Pièces justificatives pour un renouvellement de déclaration d’activité : le dossier de renouvellement de déclaration d’activité doit contenir :

  • un exemplaire du formulaire de renouvellement de déclaration dont le modèle est fourni à l’annexe II-12-2-b du code du sport ;
  • une photo d’identité ;
  • un certificat médical de non contre-indication à la pratique et à l’encadrement des activités physiques ou sportives, datant de moins d’un an.

Coût : gratuit.

Voies de recours : tout recours contentieux doit être exercé dans les deux mois de la notification de la décision auprès du tribunal administratif compétent.

Pour aller plus loin : articles R. 212-88 à R. 212-91, A. 212-182 et les annexes II-12-2-a et II-12-b du code du sport.

e. Mesures de compensation

S’il existe une différence substantielle entre la qualification du requérant et celle requise en France pour exercer la même activité, le préfet saisit la commission de reconnaissance des qualifications, placée auprès du ministre chargé des sports. Cette commission saisit la section permanente du ski alpin de la commission de la formation et de l’emploi du Conseil supérieur des sports de montagne après examen et instruction du dossier. Elle émet, dans le mois de sa saisine, un avis qu’elle adresse au préfet.

Dans son avis, la commission peut :

  • estimer qu’il existe effectivement une différence substantielle entre la qualification du déclarant et celle requise en France. Dans ce cas, la commission propose de soumettre le déclarant à une épreuve d’aptitude ou un stage d’adaptation. Elle définit la nature et les modalités précises de ces mesures de compensation (nature des épreuves, modalités de leur organisation et de leur évaluation, période d’organisation, contenu et durée du stage, types de structures pouvant accueillir le stagiaire, etc.) ;
  • estimer qu’il n’y a pas de différence substantielle entre la qualification du déclarant et celle requise en France.

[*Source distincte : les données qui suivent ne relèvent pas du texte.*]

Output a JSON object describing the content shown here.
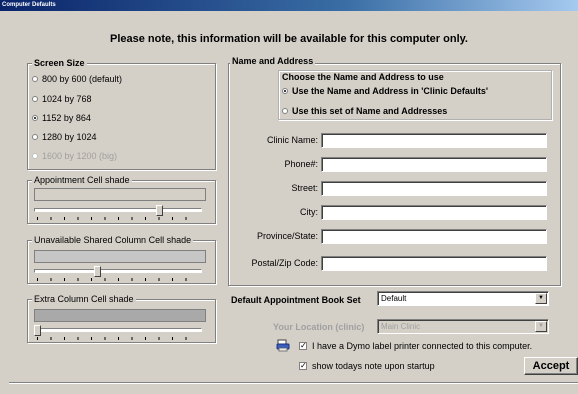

À réception de l’avis de la commission, le préfet notifie sa décision motivée au déclarant (il n’est pas obligé de suivre l’avis de la commission) :

  • s’il exige qu’une mesure de compensation soit effectuée, le déclarant dispose d’un délai d’un mois pour choisir entre la ou les épreuve(s) d’aptitude et le stage d’adaptation. Le préfet délivre ensuite une carte professionnelle au déclarant qui a satisfait aux mesures de compensation. En revanche, si le stage ou l’épreuve d’aptitude ne sont pas satisfaisants, le préfet notifie sa décision motivée de refus de délivrance de la carte professionnelle à l’intéressé ;
  • s’il n’exige pas de mesure de compensation, le préfet délivre une carte professionnelle à l’intéressé.

Pour aller plus loin : articles R. 212-90-1 et R. 212-92 du code du sport.